La prise en charge des frais de scolarité par l’Etat officiellement plafonnée

Le décret déterminant les plafonds de prise en charge des frais de scolarité (PEC) est paru hier au Journal officiel. Celui-ci met définitivement un terme à la mesure de gratuité de la scolarité pour les élèves français à l’étranger promise par le Président de la République.

L’année scolaire de référence de la prise en charge par l’Etat des frais de scolarité des élèves français scolarisés dans un établissement d’enseignement français à l’étranger (classes de seconde, première, terminale et de brevet d’études professionnelles) est :
― l’année scolaire 2007-2008 pour les établissements d’enseignement français à l’étranger du rythme nord ;
― l’année scolaire 2008 pour les établissements d’enseignement français à l’étranger du rythme sud.

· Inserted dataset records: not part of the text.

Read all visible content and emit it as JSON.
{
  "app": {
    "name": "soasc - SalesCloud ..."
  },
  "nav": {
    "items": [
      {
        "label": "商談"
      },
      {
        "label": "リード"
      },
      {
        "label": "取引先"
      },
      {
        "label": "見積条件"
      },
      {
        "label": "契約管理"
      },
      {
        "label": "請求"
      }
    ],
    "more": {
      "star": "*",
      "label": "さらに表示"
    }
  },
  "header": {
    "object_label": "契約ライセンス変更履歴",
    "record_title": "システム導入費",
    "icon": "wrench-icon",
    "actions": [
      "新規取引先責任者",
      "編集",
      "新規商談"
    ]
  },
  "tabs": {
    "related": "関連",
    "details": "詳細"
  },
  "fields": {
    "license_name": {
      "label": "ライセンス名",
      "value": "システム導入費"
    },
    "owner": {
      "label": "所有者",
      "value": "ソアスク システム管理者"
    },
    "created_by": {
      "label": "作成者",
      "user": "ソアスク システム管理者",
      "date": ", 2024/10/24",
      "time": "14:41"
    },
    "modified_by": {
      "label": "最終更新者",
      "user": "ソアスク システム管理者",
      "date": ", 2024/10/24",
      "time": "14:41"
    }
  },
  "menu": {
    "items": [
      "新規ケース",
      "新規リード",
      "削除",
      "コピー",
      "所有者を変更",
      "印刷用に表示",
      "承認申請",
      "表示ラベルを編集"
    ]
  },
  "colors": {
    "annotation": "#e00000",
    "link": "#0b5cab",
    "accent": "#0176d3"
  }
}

Le plafond prévu entre en vigueur :
― pour les établissements d’enseignement français à l’étranger, en gestion directe et conventionnés, du rythme nord, au 1er septembre 2011 ;
― pour les établissements d’enseignement français à l’étranger, en gestion directe et conventionnés, du rythme sud, au 1er janvier 2012 ;
― pour les autres établissements d’enseignement français à l’étranger, le lendemain de la publication du présent décret.

Ces niveaux de plafonnement correspondent aux préconisations du rapport Colot-Joissains pourtant fondé sur des chiffres erronés (voir notre article dans  le n°163 de  « Français du Monde »). Depuis des mois, Français du Monde-ADFE soulignait le caractère inéquitable de la PEC et soutenait deux autres rapports parlementaires qui proposaient de suspendre le dispositif au profit d’un mécanisme plus juste de bourses attribuées sur critères sociaux ou encore d’un plafonnement qui varierait en fonction des ressources et/ou des droits de scolarité.

Plafonnée l’année 2007/2008, la PEC laisssera à la charge des familles une part importante des frais de scolarité (en particulier dans les pays comme le Venezuela où l’inflation est forte). Ceci démontre que les annonces du Chef de l’Etat étaient démagogiques et financièrement intenables.